Le rassemblement et la cérémonie du lendemain marquent le sommet de la carrière de Frederick James Ney. Mais comment miser sur ces succès de mai 1937 et donner des assises plus permanentes au mouvement des jeunes de l’Empire, dépourvu d’objectifs précis, en ces temps de tensions internationales croissantes qui vont mener à la Deuxième Guerre mondiale, sans compter les problèmes de santé qui affligent toujours le fondateur ? Le major Ney n’est certes pas à court d’idées pour donner au mouvement une identité propre. Il songe à un magazine pour les jeunes, à des bourses d’études, à des échanges, à des ligues de loisirs et même à la construction d’une « cité des jeunes » – un complexe qui serait érigé à Londres et où les étudiants étrangers pourraient résider, au cœur de l’Empire, et s’immerger dans la culture impériale. Mais la plupart de ces projets ne se concrétiseront jamais. Une seule de ses idées connaîtra un réel succès : celle d’un dimanche de la jeunesse impériale, une journée annuelle où des jeunes de tout l’Empire se rassembleront, dans leur pays respectif, afin de célébrer le privilège que leur procure l’Union Jack. Ces dimanches de la jeunesse deviennent un important rendez-vous pendant les années de guerre, et se poursuivront, sur cette lancée, jusqu’en 1964.

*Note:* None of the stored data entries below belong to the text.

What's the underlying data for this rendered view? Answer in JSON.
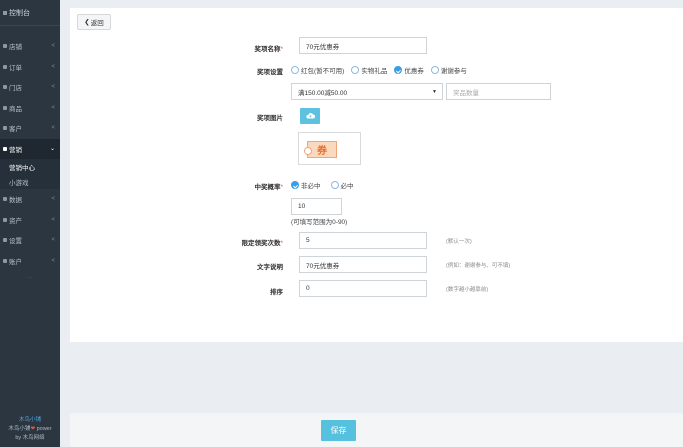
{
  "sidebar": {
    "header": "控制台",
    "items": [
      {
        "label": "店铺",
        "icon": "store-icon"
      },
      {
        "label": "订单",
        "icon": "order-icon"
      },
      {
        "label": "门店",
        "icon": "shop-icon"
      },
      {
        "label": "商品",
        "icon": "goods-icon"
      },
      {
        "label": "客户",
        "icon": "customer-icon"
      },
      {
        "label": "营销",
        "icon": "marketing-icon",
        "active": true
      },
      {
        "label": "数据",
        "icon": "data-icon"
      },
      {
        "label": "资产",
        "icon": "asset-icon"
      },
      {
        "label": "设置",
        "icon": "settings-icon"
      },
      {
        "label": "账户",
        "icon": "account-icon"
      }
    ],
    "sub_items": [
      "营销中心",
      "小游戏"
    ],
    "more": "···",
    "footer": {
      "brand": "木鸟小铺",
      "line2_prefix": "木鸟小铺",
      "line2_suffix": " power",
      "line3": "by 木鸟网络"
    }
  },
  "back_button": {
    "label": "返回"
  },
  "form": {
    "prize_name": {
      "label": "奖项名称",
      "value": "70元优惠券"
    },
    "prize_setting": {
      "label": "奖项设置",
      "options": [
        "红包(暂不可用)",
        "实物礼品",
        "优惠券",
        "谢谢参与"
      ],
      "selected_index": 2,
      "coupon_select": "满150.00减50.00",
      "quantity_placeholder": "奖品数量"
    },
    "prize_image": {
      "label": "奖项图片",
      "coupon_char": "券"
    },
    "win_prob": {
      "label": "中奖概率",
      "options": [
        "非必中",
        "必中"
      ],
      "selected_index": 0,
      "value": "10",
      "hint": "(可填写范围为0-90)"
    },
    "limit": {
      "label": "限定领奖次数",
      "value": "5",
      "hint": "(默认一次)"
    },
    "desc": {
      "label": "文字说明",
      "value": "70元优惠券",
      "hint": "(例如：谢谢参与、可不填)"
    },
    "sort": {
      "label": "排序",
      "value": "0",
      "hint": "(数字越小越靠前)"
    }
  },
  "save_button": {
    "label": "保存"
  },
  "colors": {
    "accent": "#56c0df",
    "radio": "#3a9ee4",
    "sidebar": "#2b3640",
    "required": "#e84c3d"
  }
}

Pendant toute cette guerre, Frederick Ney voyage sans relâche pour donner des conférences, au Canada d’abord, puis dans toute l’Angleterre, à titre d’employé du ministère de l’Information. Bien sûr, il met en valeur dans ces discours les nombreuses vertus de l’Empire britannique et cherche à aviver le patriotisme dans le cœur de ses auditeurs. Mais il constate souvent, à son grand désarroi, l’ignorance et l’apathie qui règnent au sujet de l’Empire. Peu importe ! Il n’en est que plus déterminé à relancer le mouvement des jeunes de l’Empire quand la guerre prendra fin.

À la fin de la Deuxième Guerre mondiale, l’organisation géopolitique du monde est totalement bouleversée et l’Empire britannique s’effrite. Le major Ney n’en reste pas moins fidèle à ses idéaux impérialistes. Durant cette dernière partie de sa vie, il navigue seul, à contre-courant. Dans les cercles raréfiés qu’il fréquente, ses idées n’ont plus la cote. Même la Reine d’Angleterre le laisse tomber, abandonnant la désignation qui lui était chère, celle de l’Empire britannique, au profit d’une enseigne plus inclusive : celle du Commonwealth.

La Guerre froide marque de nouveaux horizons, où Frederick Ney craint que l’« instrument de la mort », le communisme, n’entraîne la fin de la civilisation occidentale si la Grande-Bretagne refuse d’assumer le leadership que veulent lui voir exercer tant de pays du monde.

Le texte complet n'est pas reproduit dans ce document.